If I have a finite sequence of $N$ functions $f_n\colon\mathbb{N}\to\mathbb{C}$ and a sequence of complex numbers $z_k$, must it be true that

$$\sum_{n=1}^{N} \sum_{k=1}^\infty f_n(z_k) = \sum_{k=1}^\infty \sum_{n=1}^N f_n(z_k)?$$

It seems that a similar question is addressed at Summation Symbol: Changing the Order, but this question addresses only the case where both sums are finite or both are infinite and doesn't seem to address what happens when we're considering the finite sequence of functions.

Motivation for this question

It seems like an equality of this form is used to prove Lemma 5.4 in the proof of Dirichlet's Theorem on Arithmetic Progressions in http://people.csail.mit.edu/kuat/courses/dirichlet.pdf, but the use of the identity isn't explicit so I'm not sure if I'm understading this right.
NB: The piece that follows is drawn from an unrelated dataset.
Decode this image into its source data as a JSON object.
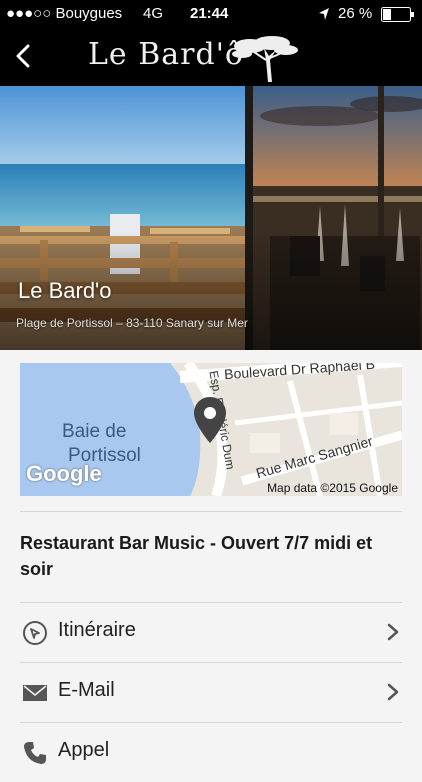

I think I could make sense of the lemma's proof if the above formula always holds, but I don't know if that is a valid assumption or not.

Any assistance is greatly appreciated!

Answer 1

Without any assumption the statement doesn't hold in general. Let $a_n=1$ and $b_n=-1$ for all $n\in \mathbb{N}$, then we have that $\sum_{n\geqslant 1}(a_n+b_n)=\sum_{n\geqslant 1}0 =0$ but $\sum_{n\geqslant 1}1=\infty $ and $\sum_{n\geqslant 1}(-1)=-\infty $, therefore the sum $\sum_{n\geqslant 1}a_n+\sum_{n\geqslant 1}b_n$ doesn't exists.